Più
della metà delle centrali in Europa sono in perdita. Chiuderle entro il 2030
permetterebbe per l'appunto di risparmiare 22 miliardi di euro
Fabrizio Cavallina – EarthDay.it
20 agosto 2018
20 agosto 2018
Nei paesi appartenenti all’Unione
Europea risiedono 619 centrali a carbone e più della metà di queste è in
perdita. Lo dimostra un nuovo rapporto redatto dagli analisti di Carbon
Tracker, che stima per le centrali a carbone un negativo di circa 22 miliardi
di euro entro il 2030, nel caso l’UE mantenesse i termini previsti nel
contrasto ai cambiamenti climatici. Secondo lo studio, infatti, a subire
perdite saranno il 97% degli impianti, a causa di regolamentazioni più severe
nell’ambito dell’inquinamento e dell’incremento dei prezzi del carbone;
inoltre, i costi delle energie rinnovabili diminuendo sempre di più, tanto
renderanno più economico costruire nuovi impianti solari e eolici piuttosto che
gestire una centrale. Il carbone in Europa, avverte Carbon Tracker, è ormai
giunto in una “spirale della morte”, con sette nazioni dell’Unione che hanno già
annunciato lo stop entro il 2030 (compresa l’Italia). Peraltro durante la COP23
a Novembre è stata lanciata “The Global Alliance to Power Past Coal”,
sottoscritta da 19 paesi di tutto il mondo.

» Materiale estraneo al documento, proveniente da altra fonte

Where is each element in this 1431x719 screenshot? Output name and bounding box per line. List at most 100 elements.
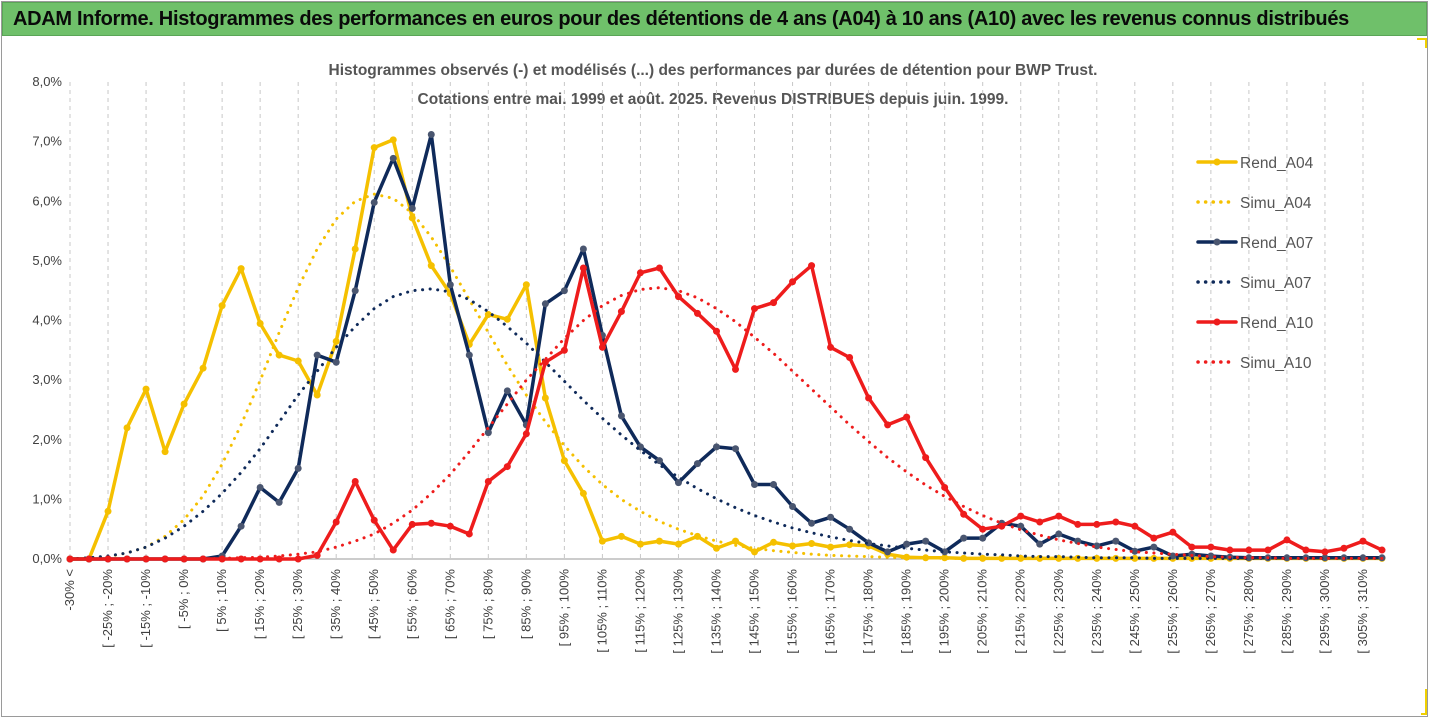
data-point-Rend_A10 bbox=[751, 305, 759, 313]
data-point-Rend_A04 bbox=[789, 542, 797, 550]
data-point-Rend_A10 bbox=[1093, 520, 1101, 528]
data-point-Rend_A10 bbox=[313, 551, 321, 559]
x-tick-label: [ 55% ; 60% bbox=[404, 569, 419, 640]
data-point-Rend_A10 bbox=[256, 555, 264, 563]
y-tick-label: 7,0% bbox=[32, 134, 62, 149]
data-point-Rend_A07 bbox=[313, 351, 321, 359]
x-tick-label: [ 45% ; 50% bbox=[366, 569, 381, 640]
data-point-Rend_A04 bbox=[827, 543, 835, 551]
y-tick-label: 3,0% bbox=[32, 372, 62, 387]
data-point-Rend_A07 bbox=[789, 503, 797, 511]
data-point-Rend_A10 bbox=[1150, 534, 1158, 542]
x-tick-label: [ 155% ; 160% bbox=[785, 569, 800, 654]
data-point-Rend_A10 bbox=[332, 518, 340, 526]
data-point-Rend_A07 bbox=[1283, 554, 1291, 562]
legend-label-Rend_A10: Rend_A10 bbox=[1240, 315, 1314, 332]
y-tick-label: 5,0% bbox=[32, 253, 62, 268]
data-point-Rend_A07 bbox=[389, 154, 397, 162]
data-point-Rend_A07 bbox=[941, 548, 949, 556]
data-point-Rend_A10 bbox=[294, 555, 302, 563]
data-point-Rend_A10 bbox=[598, 343, 606, 351]
x-tick-label: [ -25% ; -20% bbox=[100, 569, 115, 648]
data-point-Rend_A10 bbox=[1055, 512, 1063, 520]
x-tick-label: [ 105% ; 110% bbox=[594, 569, 609, 653]
data-point-Rend_A04 bbox=[579, 489, 587, 497]
data-point-Rend_A10 bbox=[560, 346, 568, 354]
data-point-Rend_A10 bbox=[85, 555, 93, 563]
data-point-Rend_A04 bbox=[256, 319, 264, 327]
data-point-Rend_A07 bbox=[922, 537, 930, 545]
series-lines bbox=[66, 130, 1386, 563]
data-point-Rend_A04 bbox=[541, 394, 549, 402]
data-point-Rend_A07 bbox=[903, 540, 911, 548]
legend-label-Rend_A07: Rend_A07 bbox=[1240, 235, 1313, 252]
y-tick-label: 4,0% bbox=[32, 313, 62, 328]
x-axis: -30% < [ -25% ; -20% [ -15% ; -10% [ -5% ; … bbox=[62, 569, 1370, 654]
data-point-Rend_A10 bbox=[922, 454, 930, 462]
data-point-Rend_A10 bbox=[1302, 546, 1310, 554]
data-point-Rend_A10 bbox=[712, 327, 720, 335]
legend-marker-Rend_A04 bbox=[1213, 158, 1221, 166]
data-point-Rend_A07 bbox=[484, 429, 492, 437]
data-point-Rend_A10 bbox=[237, 555, 245, 563]
x-tick-label: [ 95% ; 100% bbox=[556, 569, 571, 647]
data-point-Rend_A04 bbox=[846, 541, 854, 549]
x-tick-label: [ -5% ; 0% bbox=[176, 569, 191, 629]
chart-title: Histogrammes observés (-) et modélisés (… bbox=[329, 62, 1098, 79]
data-point-Rend_A04 bbox=[617, 532, 625, 540]
legend-marker-Rend_A07 bbox=[1213, 238, 1221, 246]
x-tick-label: [ 245% ; 250% bbox=[1127, 569, 1142, 654]
data-point-Rend_A10 bbox=[846, 353, 854, 361]
data-point-Rend_A07 bbox=[979, 534, 987, 542]
data-point-Rend_A10 bbox=[275, 555, 283, 563]
data-point-Rend_A10 bbox=[522, 430, 530, 438]
x-tick-label: [ 205% ; 210% bbox=[975, 569, 990, 654]
data-point-Rend_A10 bbox=[199, 555, 207, 563]
data-point-Rend_A10 bbox=[123, 555, 131, 563]
data-point-Rend_A10 bbox=[351, 477, 359, 485]
data-point-Rend_A07 bbox=[827, 513, 835, 521]
grid-lines bbox=[69, 82, 1382, 560]
data-point-Rend_A04 bbox=[808, 539, 816, 547]
data-point-Rend_A07 bbox=[751, 480, 759, 488]
report-title: ADAM Informe. Histogrammes des performan… bbox=[13, 8, 1349, 30]
x-tick-label: [ 185% ; 190% bbox=[899, 569, 914, 654]
x-tick-label: [ 165% ; 170% bbox=[823, 569, 838, 654]
data-point-Rend_A04 bbox=[275, 351, 283, 359]
y-tick-label: 2,0% bbox=[32, 432, 62, 447]
data-point-Rend_A07 bbox=[294, 464, 302, 472]
data-point-Rend_A04 bbox=[237, 265, 245, 273]
data-point-Rend_A04 bbox=[351, 245, 359, 253]
data-point-Rend_A07 bbox=[674, 479, 682, 487]
data-point-Rend_A04 bbox=[503, 315, 511, 323]
data-point-Rend_A07 bbox=[960, 534, 968, 542]
series-line-Rend_A10 bbox=[68, 263, 1384, 561]
data-point-Rend_A04 bbox=[1131, 554, 1139, 562]
data-point-Rend_A07 bbox=[712, 443, 720, 451]
legend-label-Simu_A10: Simu_A10 bbox=[1240, 355, 1312, 372]
data-point-Rend_A04 bbox=[199, 364, 207, 372]
data-point-Rend_A10 bbox=[960, 510, 968, 518]
x-tick-label: [ 215% ; 220% bbox=[1013, 569, 1028, 654]
x-tick-label: [ 255% ; 260% bbox=[1165, 569, 1180, 654]
data-point-Rend_A07 bbox=[808, 519, 816, 527]
data-point-Rend_A07 bbox=[1150, 543, 1158, 551]
data-point-Rend_A10 bbox=[617, 308, 625, 316]
data-point-Rend_A04 bbox=[294, 357, 302, 365]
x-tick-label: [ 25% ; 30% bbox=[290, 569, 305, 640]
data-point-Rend_A07 bbox=[732, 445, 740, 453]
data-point-Rend_A04 bbox=[655, 537, 663, 545]
x-tick-label: [ 115% ; 120% bbox=[632, 569, 647, 653]
data-point-Rend_A04 bbox=[636, 540, 644, 548]
y-tick-label: 0,0% bbox=[32, 551, 62, 566]
data-point-Rend_A10 bbox=[1017, 512, 1025, 520]
x-tick-label: -30% < bbox=[62, 569, 77, 611]
data-point-Rend_A07 bbox=[846, 525, 854, 533]
data-point-Rend_A10 bbox=[655, 264, 663, 272]
data-point-Rend_A10 bbox=[465, 530, 473, 538]
data-point-Rend_A10 bbox=[1226, 546, 1234, 554]
x-tick-label: [ 15% ; 20% bbox=[252, 569, 267, 640]
data-point-Rend_A10 bbox=[1188, 543, 1196, 551]
data-point-Rend_A07 bbox=[865, 539, 873, 547]
data-point-Rend_A04 bbox=[161, 448, 169, 456]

Nel rapporto di Carbon Tracker il
trend negativo delle centrali a carbone è testimoniato attraverso uno studio
dei guadagni negli ultimi anni: dal 2000 al 2010 i profitti degli impianti
surclassavano l’indice europeo Stoxx 600 (indice azionario composto da 600
delle principali capitalizzazioni di mercato europee) del 60%, dopodiché hanno
perso il 20% delle entrate una volta che le politiche governative sono cambiate
e hanno cominciato ad incentivare le energie rinnovabili. Carbon Tracker ha
analizzato i ricavi e i costi operativi delle centrali in Europa e ha notato come
già il 54% di esse sia in perdita. Il dato significativo è che esclusivamente
un quarto delle centrali ha nei propri piani aziendali la chiusura entro il
2030, nonostante gli Accordi di Parigi prevedano l’eliminazione progressiva e
l’allontanamento dall’utilizzo di energia a carbone. La chiusura di tutti gli
impianti entro il 2030 eviterebbe perdite per 22 miliardi di euro per i
proprietari degli impianti, stakeholder e governi; la Germania, ad esempio, è
il paese con il numero maggiore di centrali non redditizie e le perdite evitate
con una chiusura anticipata ammonterebbero a 12 miliardi. Altro segnale di
disaffezione dal carbone è un dato della IEA (International Energy Agency) che
nel 2013 pronosticava un aumento dell’utilizzo di carbone mondiale del 40%;
oggi, invece, la crescita è stimata all’1%. “L’apertura del mercato alle
energie rinnovabili, così come le politiche di contrasto al cambiamento e
l’aumento dei prezzi del carbone, hanno posto quest’ultimo in una spirale della
morte”, ha affermato Matt Gray, co-autore del rapporto di Carbon Tracker. Gray
ha sottolineato la possibilità concreta che le energie rinnovabili essendo più
economiche sostituiscano il carbone, definendola “una scoperta sorprendente,
inimmaginabile 5 anni fa. I consumatori meritano opzioni di costo inferiori”.